Hoje votaria sim. Não porque os meus princípios tenham mudado muito (neste tópico mantêm-se semelhantes) mas porque passei a distinguir claramente aquelas três dimensões. Em geral, continuo a achar repugnante uma mulher numa relação estável abortar sem avisar o parceiro. Mas não o acho imoral e sobretudo acho que sobre o seu corpo ela tem um direito absoluto.
Um exemplo corriqueiro: acho repugnantes aqueles perfumes florais que as raparigas da minha geração insistem em usar. Mas não acho imoral que elas os comprem, nem que devia haver uma lei que os proibisse…

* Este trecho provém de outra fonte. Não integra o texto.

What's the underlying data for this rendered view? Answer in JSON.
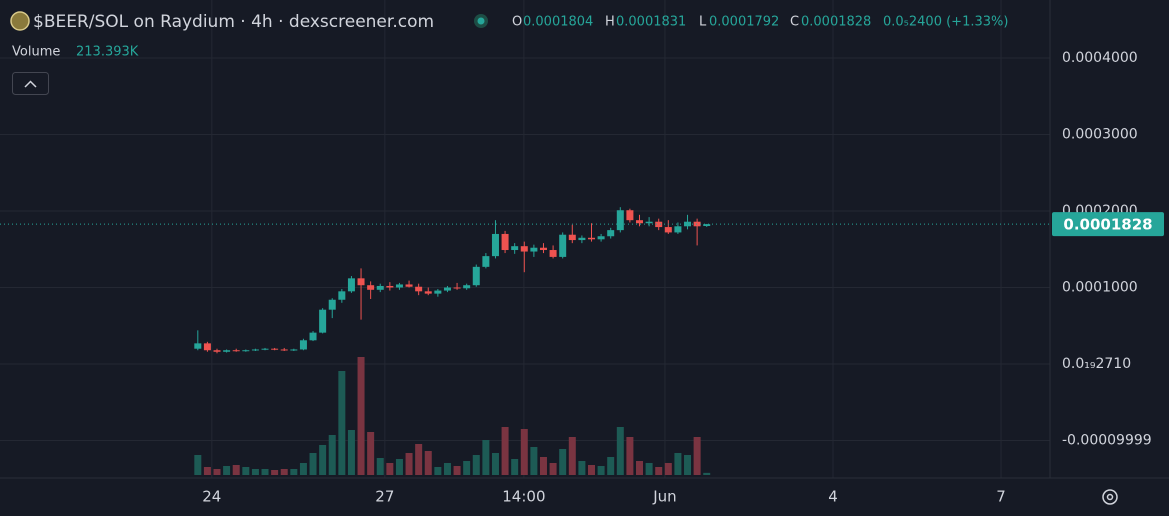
{
  "chart_data": {
    "type": "candlestick",
    "title": "$BEER/SOL on Raydium · 4h · dexscreener.com",
    "readout_labels": {
      "open": "O",
      "high": "H",
      "low": "L",
      "close": "C"
    },
    "change_label": "0.0₅2400 (+1.33%)",
    "volume_name": "Volume",
    "volume_value_label": "213.393K",
    "up_color": "#26a69a",
    "down_color": "#ef5350",
    "volume_up_color": "#1d5b55",
    "volume_down_color": "#7a3441",
    "open": [
      2e-05,
      2.7e-05,
      1.8e-05,
      1.6e-05,
      1.8e-05,
      1.7e-05,
      1.8e-05,
      1.9e-05,
      2e-05,
      1.9e-05,
      1.8e-05,
      1.9e-05,
      3.1e-05,
      4.1e-05,
      7.1e-05,
      8.4e-05,
      9.5e-05,
      0.000112,
      0.000103,
      9.7e-05,
      0.000102,
      0.0001,
      0.000104,
      0.000101,
      9.5e-05,
      9.2e-05,
      9.6e-05,
      0.0001,
      9.9e-05,
      0.000103,
      0.000127,
      0.000141,
      0.00017,
      0.000149,
      0.000154,
      0.000147,
      0.000152,
      0.000149,
      0.00014,
      0.000169,
      0.000162,
      0.000165,
      0.000163,
      0.000167,
      0.000175,
      0.000201,
      0.000188,
      0.000184,
      0.000186,
      0.000179,
      0.000172,
      0.00018,
      0.000186,
      0.0001804
    ],
    "high": [
      4.4e-05,
      2.9e-05,
      2e-05,
      1.9e-05,
      2e-05,
      1.9e-05,
      2e-05,
      2.1e-05,
      2.1e-05,
      2.1e-05,
      2e-05,
      3.3e-05,
      4.3e-05,
      7.3e-05,
      8.6e-05,
      9.8e-05,
      0.000115,
      0.000125,
      0.000108,
      0.000105,
      0.000107,
      0.000106,
      0.000109,
      0.000105,
      0.0001,
      9.8e-05,
      0.000102,
      0.000106,
      0.000105,
      0.00013,
      0.000145,
      0.000188,
      0.000174,
      0.000158,
      0.00016,
      0.000156,
      0.000158,
      0.000155,
      0.000172,
      0.000182,
      0.000168,
      0.000184,
      0.00017,
      0.000178,
      0.000205,
      0.000203,
      0.000195,
      0.000192,
      0.00019,
      0.000188,
      0.000185,
      0.000195,
      0.00019,
      0.0001831
    ],
    "low": [
      1.8e-05,
      1.6e-05,
      1.4e-05,
      1.5e-05,
      1.6e-05,
      1.6e-05,
      1.7e-05,
      1.8e-05,
      1.8e-05,
      1.7e-05,
      1.7e-05,
      1.8e-05,
      3e-05,
      4e-05,
      6e-05,
      8e-05,
      9.3e-05,
      5.8e-05,
      8.5e-05,
      9.4e-05,
      9.6e-05,
      9.7e-05,
      0.0001,
      9e-05,
      9e-05,
      8.8e-05,
      9.4e-05,
      9.7e-05,
      9.7e-05,
      0.000101,
      0.000125,
      0.000138,
      0.000145,
      0.000144,
      0.00012,
      0.00014,
      0.000145,
      0.000138,
      0.000138,
      0.000158,
      0.000158,
      0.00016,
      0.00016,
      0.000164,
      0.000172,
      0.000185,
      0.00018,
      0.00018,
      0.000175,
      0.00017,
      0.00017,
      0.000176,
      0.000155,
      0.0001792
    ],
    "close": [
      2.7e-05,
      1.8e-05,
      1.6e-05,
      1.8e-05,
      1.7e-05,
      1.8e-05,
      1.9e-05,
      2e-05,
      1.9e-05,
      1.8e-05,
      1.9e-05,
      3.1e-05,
      4.1e-05,
      7.1e-05,
      8.4e-05,
      9.5e-05,
      0.000112,
      0.000103,
      9.7e-05,
      0.000102,
      0.0001,
      0.000104,
      0.000101,
      9.5e-05,
      9.2e-05,
      9.6e-05,
      0.0001,
      9.9e-05,
      0.000103,
      0.000127,
      0.000141,
      0.00017,
      0.000149,
      0.000154,
      0.000147,
      0.000152,
      0.000149,
      0.00014,
      0.000169,
      0.000162,
      0.000165,
      0.000163,
      0.000167,
      0.000175,
      0.000201,
      0.000188,
      0.000184,
      0.000186,
      0.000179,
      0.000172,
      0.00018,
      0.000186,
      0.00018,
      0.0001828
    ],
    "volume": [
      2000000,
      800000,
      600000,
      900000,
      1000000,
      800000,
      600000,
      600000,
      500000,
      600000,
      600000,
      1200000,
      2200000,
      3000000,
      4000000,
      10400000,
      4500000,
      11800000,
      4300000,
      1700000,
      1200000,
      1600000,
      2200000,
      3100000,
      2400000,
      800000,
      1200000,
      900000,
      1400000,
      2000000,
      3500000,
      2200000,
      4800000,
      1600000,
      4600000,
      2800000,
      1800000,
      1200000,
      2600000,
      3800000,
      1400000,
      1000000,
      900000,
      1800000,
      4800000,
      3800000,
      1400000,
      1200000,
      800000,
      1200000,
      2200000,
      2000000,
      3800000,
      213393
    ],
    "xlim": [
      -20.6,
      88.75
    ],
    "xticks": [
      {
        "value": 1.46,
        "label": "24"
      },
      {
        "value": 19.48,
        "label": "27"
      },
      {
        "value": 33.96,
        "label": "14:00"
      },
      {
        "value": 48.65,
        "label": "Jun"
      },
      {
        "value": 66.15,
        "label": "4"
      },
      {
        "value": 83.65,
        "label": "7"
      }
    ],
    "ylim": [
      -0.000149,
      0.0004758
    ],
    "yticks": [
      {
        "value": 0.0004,
        "label": "0.0004000"
      },
      {
        "value": 0.0003,
        "label": "0.0003000"
      },
      {
        "value": 0.0002,
        "label": "0.0002000"
      },
      {
        "value": 0.0001,
        "label": "0.0001000"
      },
      {
        "value": 2.71e-20,
        "label": "0.0₁₉2710"
      },
      -9.999e-05
    ],
    "grid": true
  }
}
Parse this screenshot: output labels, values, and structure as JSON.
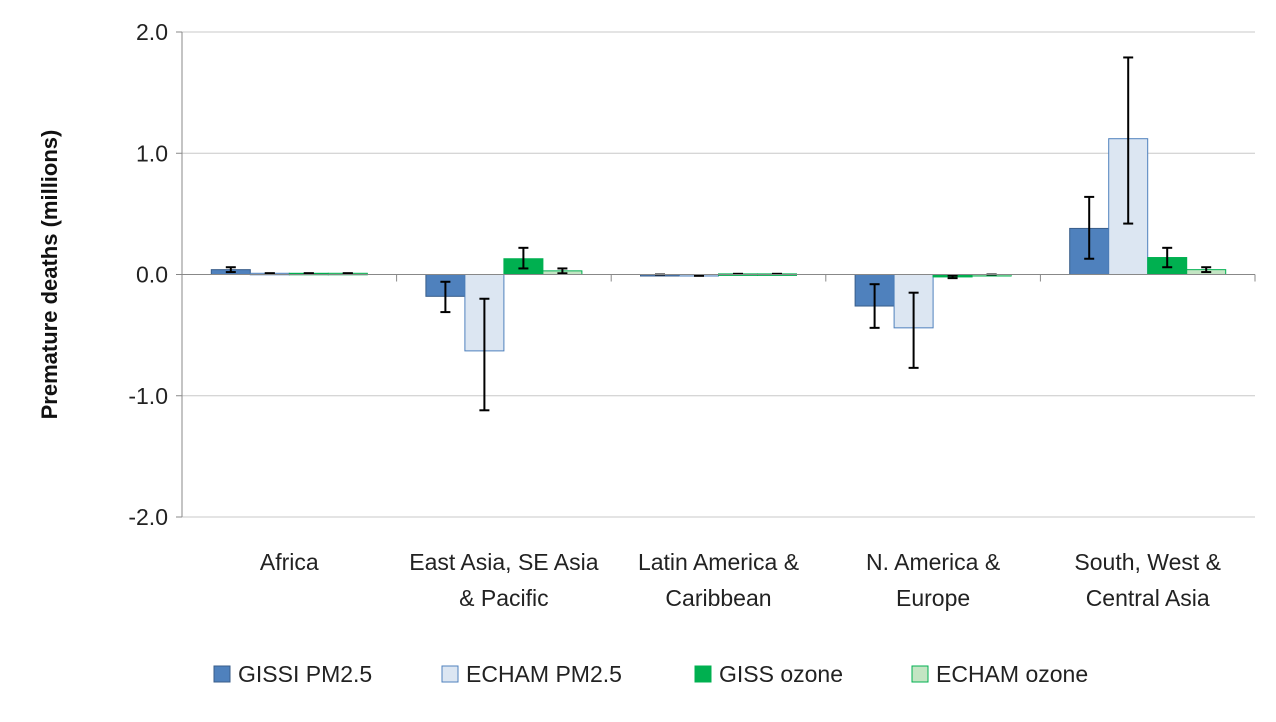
{
  "chart_data": {
    "type": "bar",
    "ylabel": "Premature deaths (millions)",
    "ylim": [
      -2.0,
      2.0
    ],
    "yticks": [
      -2.0,
      -1.0,
      0.0,
      1.0,
      2.0
    ],
    "ytick_labels": [
      "-2.0",
      "-1.0",
      "0.0",
      "1.0",
      "2.0"
    ],
    "grid": true,
    "legend_position": "bottom",
    "categories": [
      [
        "Africa"
      ],
      [
        "East Asia, SE Asia",
        "& Pacific"
      ],
      [
        "Latin America &",
        "Caribbean"
      ],
      [
        "N. America &",
        "Europe"
      ],
      [
        "South, West &",
        "Central Asia"
      ]
    ],
    "series": [
      {
        "name": "GISSI PM2.5",
        "color": "#4f81bd",
        "border": "#385d8a",
        "values": [
          0.04,
          -0.18,
          0.0,
          -0.26,
          0.38
        ],
        "error_low": [
          0.02,
          -0.31,
          0.0,
          -0.44,
          0.13
        ],
        "error_high": [
          0.06,
          -0.06,
          0.0,
          -0.08,
          0.64
        ]
      },
      {
        "name": "ECHAM PM2.5",
        "color": "#dce6f2",
        "border": "#4f81bd",
        "values": [
          0.01,
          -0.63,
          -0.01,
          -0.44,
          1.12
        ],
        "error_low": null,
        "error_high": null,
        "error_low_vals": [
          0.01,
          -1.12,
          -0.01,
          -0.77,
          0.42
        ],
        "error_high_vals": [
          0.01,
          -0.2,
          -0.01,
          -0.15,
          1.79
        ]
      },
      {
        "name": "GISS ozone",
        "color": "#00b050",
        "border": "#00b050",
        "values": [
          0.01,
          0.13,
          0.005,
          -0.02,
          0.14
        ],
        "error_low": [
          0.01,
          0.05,
          0.005,
          -0.03,
          0.06
        ],
        "error_high": [
          0.01,
          0.22,
          0.005,
          -0.01,
          0.22
        ]
      },
      {
        "name": "ECHAM ozone",
        "color": "#c3e5c3",
        "border": "#00b050",
        "values": [
          0.01,
          0.03,
          0.005,
          0.0,
          0.04
        ],
        "error_low": [
          0.01,
          0.01,
          0.005,
          0.0,
          0.02
        ],
        "error_high": [
          0.01,
          0.05,
          0.005,
          0.0,
          0.06
        ]
      }
    ]
  }
}
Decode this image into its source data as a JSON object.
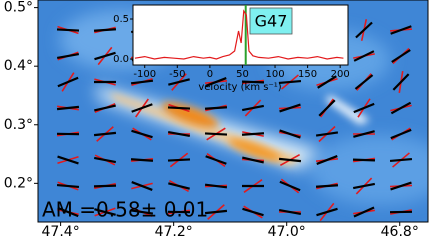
{
  "chart_data": [
    {
      "type": "map",
      "xlim": [
        47.44,
        46.75
      ],
      "ylim": [
        0.134,
        0.513
      ],
      "xticks": [
        {
          "value": 47.4,
          "label": "47.4°"
        },
        {
          "value": 47.2,
          "label": "47.2°"
        },
        {
          "value": 47.0,
          "label": "47.0°"
        },
        {
          "value": 46.8,
          "label": "46.8°"
        }
      ],
      "yticks": [
        {
          "value": 0.2,
          "label": "0.2°"
        },
        {
          "value": 0.3,
          "label": "0.3°"
        },
        {
          "value": 0.4,
          "label": "0.4°"
        },
        {
          "value": 0.5,
          "label": "0.5°"
        }
      ],
      "annotation": "AM =0.58± 0.01"
    },
    {
      "type": "line",
      "label": "G47",
      "xlabel": "velocity (km s⁻¹)",
      "xlim": [
        -118,
        212
      ],
      "ylim": [
        -0.075,
        0.675
      ],
      "xticks": [
        -100,
        -50,
        0,
        50,
        100,
        150,
        200
      ],
      "yticks": [
        {
          "value": 0,
          "label": "0.0"
        },
        0.5
      ],
      "marker_x": 55,
      "marker_color": "#2ca02c",
      "series": [
        {
          "color": "#e31a1c",
          "x": [
            -115,
            -100,
            -85,
            -70,
            -55,
            -40,
            -25,
            -10,
            0,
            10,
            20,
            30,
            38,
            44,
            48,
            52,
            56,
            60,
            66,
            75,
            90,
            105,
            120,
            135,
            150,
            165,
            180,
            195,
            205
          ],
          "values": [
            0.01,
            0.03,
            0.0,
            0.02,
            0.01,
            0.0,
            0.03,
            0.01,
            0.02,
            0.0,
            0.03,
            0.05,
            0.1,
            0.35,
            0.2,
            0.6,
            0.55,
            0.1,
            0.04,
            0.02,
            0.01,
            0.03,
            0.0,
            0.02,
            0.01,
            0.03,
            0.0,
            0.02,
            0.01
          ]
        }
      ]
    }
  ]
}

Aliás, hoje vou mais longe. Toda a mulher deve poder abortar, sem qualquer impedimento, até ao momento em que as águas rebentem (podem sugerir outro momento… Mas tem de ser posterior). Pode ser detestável e terrivelmente imoral, mas ninguém pode iniciar a força física contra alguém por esta dispor livremente do seu corpo. Um contra-argumento frequente é o de que, nesse caso, ninguém pode impedir um bombista suicida de se fazer explodir. 1) ninguém o deve impedir se ele o fizer em sua casa; 2) antes de as águas rebentarem o feto é apenas um crescimento no corpo da mãe, como um caroço. Usando um aristotelismo, é apenas um ser humano potencial e não actual. Portanto, enquanto o bombista previsivelmente inicia violência contra outros seres humanos, um aborto não – o feto não é um ser humano fisicamente independente.
Reitero que, ética ou esteticamente, podemos condenar a prática do aborto. Mas, politicamente, creio que os direitos fundamentais têm de ter precedência lexicográfica sobre tudo, e o direito a dispor do nosso corpo é o mais fundamental deles todos.